Australia carbon adviser opposes fuel break

Times of India , Thursday, July 03, 2008
Correspondent : Staff Reporter

CANBERRA: A draft blueprint of Australia's emissions trading scheme will include fuel, but is unlikely to recommend what the country's key emissions cap should be, experts close to the report's author said on Wednesday.

The blueprint's government-backed architect, respected academic economist Ross Garnaut, will release on Friday a plan for how emissions trading could operate, likely suggesting that government force companies to bid for emissions permits at auction, a perceived failing of the European Union scheme.

But in a country heavily reliant on long-distance road transport, the notion of inflating already record-high petrol prices could fuel a backlash against the government's pledge to cut emissions with a trading system by 2010.

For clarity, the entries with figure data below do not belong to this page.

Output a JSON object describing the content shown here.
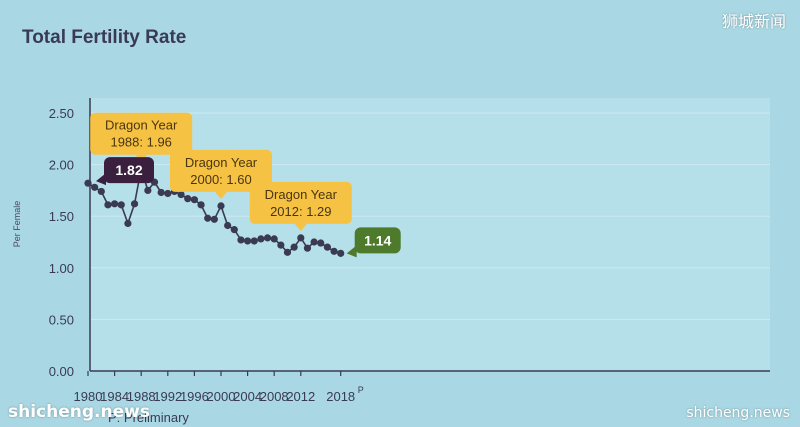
{
  "watermarks": {
    "top_right": "狮城新闻",
    "bottom_left": "shicheng.news",
    "bottom_right": "shicheng.news"
  },
  "colors": {
    "background": "#a9d8e4",
    "plot_background": "#b5dfe9",
    "line": "#3a3a52",
    "callout_gold": "#f6c244",
    "start_badge": "#3b1f3f",
    "end_badge": "#4e7a2c",
    "title": "#3a3a55"
  },
  "chart_data": {
    "type": "line",
    "title": "Total Fertility Rate",
    "ylabel": "Per Female",
    "xlabel": "",
    "ylim": [
      0,
      2.5
    ],
    "xlim": [
      1980,
      2018
    ],
    "grid": true,
    "yticks": [
      "0.00",
      "0.50",
      "1.00",
      "1.50",
      "2.00",
      "2.50"
    ],
    "xticks": [
      "1980",
      "1984",
      "1988",
      "1992",
      "1996",
      "2000",
      "2004",
      "2008",
      "2012"
    ],
    "last_tick": {
      "label": "2018",
      "superscript": "P"
    },
    "footnote": "P: Preliminary",
    "x": [
      1980,
      1981,
      1982,
      1983,
      1984,
      1985,
      1986,
      1987,
      1988,
      1989,
      1990,
      1991,
      1992,
      1993,
      1994,
      1995,
      1996,
      1997,
      1998,
      1999,
      2000,
      2001,
      2002,
      2003,
      2004,
      2005,
      2006,
      2007,
      2008,
      2009,
      2010,
      2011,
      2012,
      2013,
      2014,
      2015,
      2016,
      2017,
      2018
    ],
    "values": [
      1.82,
      1.78,
      1.74,
      1.61,
      1.62,
      1.61,
      1.43,
      1.62,
      1.96,
      1.75,
      1.83,
      1.73,
      1.72,
      1.74,
      1.71,
      1.67,
      1.66,
      1.61,
      1.48,
      1.47,
      1.6,
      1.41,
      1.37,
      1.27,
      1.26,
      1.26,
      1.28,
      1.29,
      1.28,
      1.22,
      1.15,
      1.2,
      1.29,
      1.19,
      1.25,
      1.24,
      1.2,
      1.16,
      1.14
    ],
    "annotations": [
      {
        "x": 1988,
        "y": 1.96,
        "line1": "Dragon Year",
        "line2": "1988: 1.96"
      },
      {
        "x": 2000,
        "y": 1.6,
        "line1": "Dragon Year",
        "line2": "2000: 1.60"
      },
      {
        "x": 2012,
        "y": 1.29,
        "line1": "Dragon Year",
        "line2": "2012: 1.29"
      }
    ],
    "start_label": {
      "x": 1980,
      "y": 1.82,
      "text": "1.82"
    },
    "end_label": {
      "x": 2018,
      "y": 1.14,
      "text": "1.14"
    }
  }
}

"Petrol will almost certainly be in, agriculture will be in within a short period. Auctions will happen for as close to all emissions permits as possible," Andrew Macintosh, who heads the Centre for Climate Law and Policy at the same university as Garnaut, the Australian National University, said.

The cost of emissions caused by using petrol or diesel would likely be borne by refiners and passed to drivers. A former diplomat, Garnaut was an economic adviser to the former centre-left Hawke Labor government and drove radical reforms during the 1980s and 90s, liberalising trade and floating the Australian dollar currency.

But the emissions trade system, promised for 2010, will bring the greatest upheaval to the energy-reliant economy since then, with big miners in particular facing rising costs.

Expected petrol price rises of up to 10 cents a litre, or seven per cent on current prices, could also be election suicide for the government, as Australians typically cover long distances in large-engined cars, which account for 50 per cent of transport emissions.

Macintosh, who is close to Garnaut, said the first two years of the scheme would be used for trial, with a phase-in before higher fuel and electricity costs are passed to consumers already angry about rising inflation and interest rates.

But the draft was unlikely to include hard numbers, he said, because of problems with Treasury department modelling of the economic impact of emissions trading. Hugh Saddler, a member of Australia's Experts Group on Emissions Trading, said the Friday report was unlikely to include crucial interim emissions targets for 2020 and 2030.

An overall emissions cap, which will be cornerstone from which the market price of carbon will be determined, will also be missing, he said, leaving much work ahead for the government in deciding how much it can afford to curb emissions without destroying corporate profits or risking economic growth.

Garnaut would call for a more ambitious plan than Labor Prime Minister Kevin Rudd's target of a 60 per cent emissions reduction by 2050, and recommend protection for low-income households while rebuffing corporate demands for protection from the full impact.

Emissions trading allow companies to accept limits on their greenhouse gas outflows and continue emissions under permits issued under a national carbon cap. Australian permit auctions could net the government A$20 billion ($19.2 billion).

"It will be the most comprehensive scheme of any one that exists in the world, and it's taking a fundamentally different approach from the Europeans," Saddler said.

"The proposal to auction the great majority of permits and the very broad coverage go way beyond any other schemes so far operating," he said.

Australia is responsible for about 1.2 per cent of global carbon emissions, but is one of the highest per capita polluters because of the nation's position as the world's biggest coal exporter and its heavy reliance on fossil fuels for energy.

But a voluntary emissions trading scheme in the most populous state NSW is already the world's second largest, behind the mandatory EU scheme, trading $225 million worth of carbon credits in 2006, Australian university researchers said on Wednesday.

Climate Change Minister Penny Wong will release an official emissions scheme options paper later in July, with laws to be sent to parliament by end-2008 and fine-tuning of the coming regime done in early 2009.